Interferon-alpha (Intron A) is given by injection several times a week for six months to a year, or sometimes longer. The drug can cause side effects such as flu-like symptoms, depression, and headaches. Approved in 1991 and available for both children and adults.

Pegylated Interferon (Pegasys) - peginterferon is is modified form of interferon that has been approved for the treatment of HBV and HCV. It has a similar but  larger chemical structure than interferon-alpha. This improves the efficiency of the drug so that it only needs to be injected once weekly, usually for six months to a year. The drug can cause side effects such as flu-like symptoms, depression and other mental health problems.
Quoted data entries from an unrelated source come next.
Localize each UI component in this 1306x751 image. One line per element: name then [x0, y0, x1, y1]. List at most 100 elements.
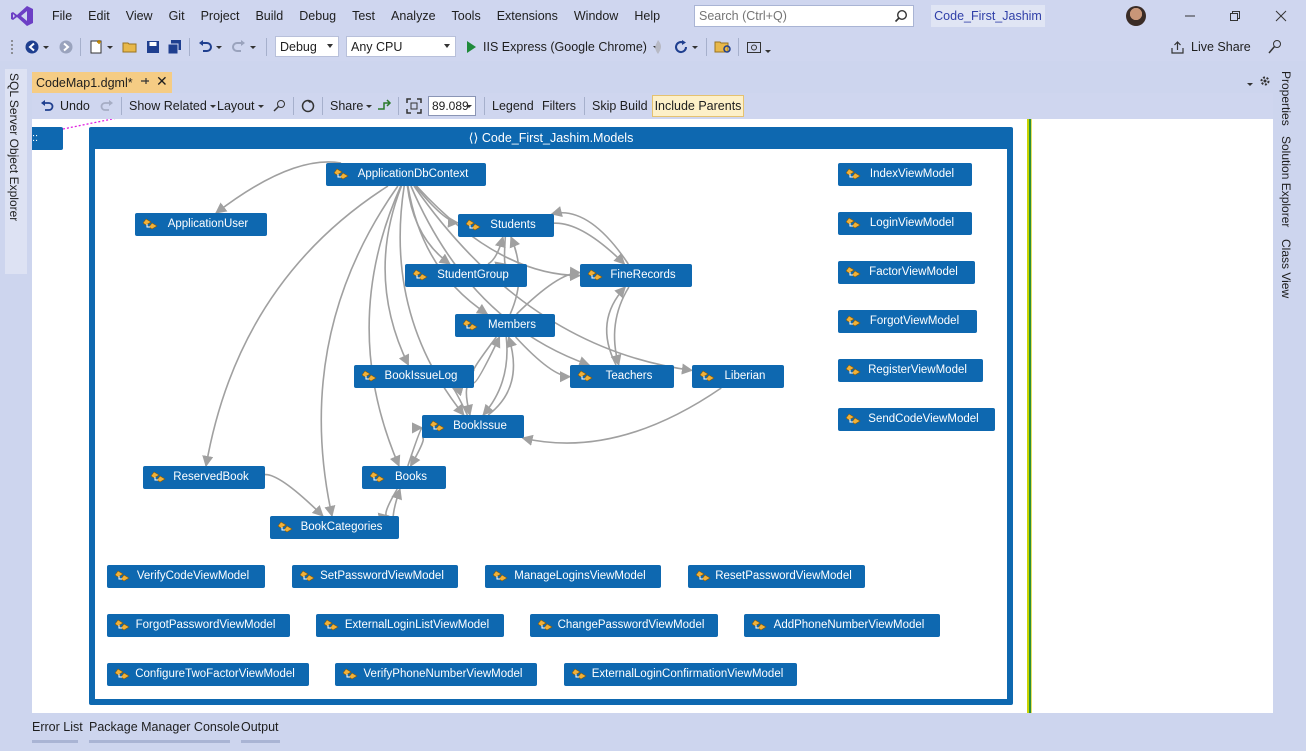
- visual-studio-logo-icon[interactable]: [10, 5, 34, 27]
- refresh-icon[interactable]: [673, 33, 698, 61]
- output-tab[interactable]: Output: [241, 720, 279, 734]
- codemap-canvas[interactable]: :: ⟨⟩ Code_First_Jashim.Models Applicati…: [32, 119, 1273, 713]
- class-node-book-issue-log[interactable]: BookIssueLog: [354, 365, 474, 388]
- new-project-icon[interactable]: [88, 33, 113, 61]
- refresh-map-icon[interactable]: [300, 93, 316, 119]
- close-tab-icon[interactable]: ✕: [156, 73, 168, 90]
- class-node-members[interactable]: Members: [455, 314, 555, 337]
- menu-view[interactable]: View: [118, 0, 161, 33]
- hot-reload-icon[interactable]: [652, 33, 664, 61]
- menu-extensions[interactable]: Extensions: [489, 0, 566, 33]
- error-list-tab[interactable]: Error List: [32, 720, 83, 734]
- codemap-toolbar: Undo Show Related Layout Share 89.089 Le…: [32, 93, 1273, 119]
- class-node-fine-records[interactable]: FineRecords: [580, 264, 692, 287]
- class-node-forgot-view-model[interactable]: ForgotViewModel: [838, 310, 977, 333]
- class-node-login-view-model[interactable]: LoginViewModel: [838, 212, 972, 235]
- package-manager-console-tab[interactable]: Package Manager Console: [89, 720, 240, 734]
- platform-dropdown[interactable]: Any CPU: [346, 36, 456, 57]
- menu-help[interactable]: Help: [626, 0, 668, 33]
- undo-button[interactable]: Undo: [40, 93, 90, 119]
- undo-icon[interactable]: [197, 33, 222, 61]
- menu-debug[interactable]: Debug: [291, 0, 344, 33]
- skip-build-button[interactable]: Skip Build: [592, 93, 648, 119]
- class-node-send-code-view-model[interactable]: SendCodeViewModel: [838, 408, 995, 431]
- include-parents-button[interactable]: Include Parents: [652, 95, 744, 117]
- search-icon[interactable]: [894, 9, 908, 23]
- minimize-icon[interactable]: [1180, 6, 1200, 26]
- zoom-level-combobox[interactable]: 89.089: [428, 96, 476, 116]
- class-node-set-password-view-model[interactable]: SetPasswordViewModel: [292, 565, 458, 588]
- class-node-book-issue[interactable]: BookIssue: [422, 415, 524, 438]
- open-folder-icon[interactable]: [122, 33, 138, 61]
- class-node-register-view-model[interactable]: RegisterViewModel: [838, 359, 983, 382]
- namespace-stub-node[interactable]: ::: [32, 127, 63, 150]
- menu-file[interactable]: File: [44, 0, 80, 33]
- class-node-reset-password-view-model[interactable]: ResetPasswordViewModel: [688, 565, 865, 588]
- menu-tools[interactable]: Tools: [444, 0, 489, 33]
- configuration-dropdown[interactable]: Debug: [275, 36, 339, 57]
- layout-menu[interactable]: Layout: [217, 93, 264, 119]
- class-icon: [343, 668, 358, 680]
- class-node-index-view-model[interactable]: IndexViewModel: [838, 163, 972, 186]
- class-node-forgot-password-view-model[interactable]: ForgotPasswordViewModel: [107, 614, 290, 637]
- close-icon[interactable]: [1271, 6, 1291, 26]
- class-node-books[interactable]: Books: [362, 466, 446, 489]
- menu-analyze[interactable]: Analyze: [383, 0, 443, 33]
- link-icon[interactable]: [376, 93, 392, 119]
- save-all-icon[interactable]: [167, 33, 183, 61]
- class-node-verify-code-view-model[interactable]: VerifyCodeViewModel: [107, 565, 265, 588]
- save-icon[interactable]: [145, 33, 161, 61]
- menu-git[interactable]: Git: [161, 0, 193, 33]
- menu-test[interactable]: Test: [344, 0, 383, 33]
- class-node-configure-two-factor-view-model[interactable]: ConfigureTwoFactorViewModel: [107, 663, 309, 686]
- restore-icon[interactable]: [1225, 6, 1245, 26]
- class-node-manage-logins-view-model[interactable]: ManageLoginsViewModel: [485, 565, 661, 588]
- menu-window[interactable]: Window: [566, 0, 626, 33]
- menu-project[interactable]: Project: [193, 0, 248, 33]
- class-node-student-group[interactable]: StudentGroup: [405, 264, 527, 287]
- class-node-students[interactable]: Students: [458, 214, 554, 237]
- group-title[interactable]: ⟨⟩ Code_First_Jashim.Models: [89, 127, 1013, 148]
- live-share-button[interactable]: Live Share: [1170, 33, 1251, 61]
- class-node-application-user[interactable]: ApplicationUser: [135, 213, 267, 236]
- class-node-liberian[interactable]: Liberian: [692, 365, 784, 388]
- class-node-teachers[interactable]: Teachers: [570, 365, 674, 388]
- navigate-forward-icon[interactable]: [58, 33, 74, 61]
- class-node-reserved-book[interactable]: ReservedBook: [143, 466, 265, 489]
- show-related-menu[interactable]: Show Related: [129, 93, 216, 119]
- gear-icon[interactable]: [1259, 75, 1271, 87]
- class-node-change-password-view-model[interactable]: ChangePasswordViewModel: [530, 614, 718, 637]
- class-node-book-categories[interactable]: BookCategories: [270, 516, 399, 539]
- feedback-icon[interactable]: [1267, 33, 1283, 61]
- class-node-external-login-list-view-model[interactable]: ExternalLoginListViewModel: [316, 614, 504, 637]
- search-box[interactable]: [694, 5, 914, 27]
- solution-explorer-tab[interactable]: Solution Explorer: [1279, 136, 1293, 227]
- menu-edit[interactable]: Edit: [80, 0, 118, 33]
- class-node-application-db-context[interactable]: ApplicationDbContext: [326, 163, 486, 186]
- zoom-to-fit-icon[interactable]: [406, 93, 422, 119]
- solution-name-badge[interactable]: Code_First_Jashim: [931, 5, 1045, 27]
- sql-server-object-explorer-tab[interactable]: SQL Server Object Explorer: [5, 69, 27, 274]
- tab-dropdown-icon[interactable]: [1244, 75, 1253, 89]
- document-tab-codemap[interactable]: CodeMap1.dgml* ✕: [32, 72, 172, 93]
- class-node-factor-view-model[interactable]: FactorViewModel: [838, 261, 975, 284]
- class-node-add-phone-number-view-model[interactable]: AddPhoneNumberViewModel: [744, 614, 940, 637]
- screenshot-icon[interactable]: [746, 33, 771, 61]
- class-node-verify-phone-number-view-model[interactable]: VerifyPhoneNumberViewModel: [335, 663, 537, 686]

Approved May 2005 for adults.
 

5. Interferon therapy of Hepatitis C Carriers

Early studies indicate that interferon and ribavirin are effective of cases of acute and chronic hepatitis C. A combination of interferon and ribavirin may be useful. There is more experience in the use of interferon for the treatment of hepatitis C. The current recommendation is that interferon treatment may be considered in those with chronic active hepatitis who are at risk of progression to cirrhosis and HCC. The recommended regimen is 3 MU tds sc or im for 6 months. The response rate is around 50%. However, approximately 50% of responders relapse upon cessation of treatment. At present, it is not clear what factors predict response to interferon therapy. There is some data to suggest that older patients and those with established cirrhosis respond less well. There is growing evidence that the genotype of the infecting HCV determines the response to IFN. Most responders will have significant reduction of SGPT level within 2 months of interferon therapy. One may try a higher dose such as 5 or 10 MU in non-responders although it is not certain whether the higher doses work. At present, it is not clear what factors predict relapse after treatment. For those who relapse after treatment, they may be offered a second course and then put on maintenance therapy for 6 to 12 months. There is data to suggest that combination therapy with interferon and ribavirin is more effective than interferon alone. In fact, a pharmaceutical preparation of both these agents together is available for this purpose. It is now also routine to test for the HCV genotype before the commencement of Interferon/Ribavirin therapy. Genotypes 1 and 4 carry a poorer prognosis and response and typically these patients are treated for 48 weeks instead of 24 weeks for other genotypes.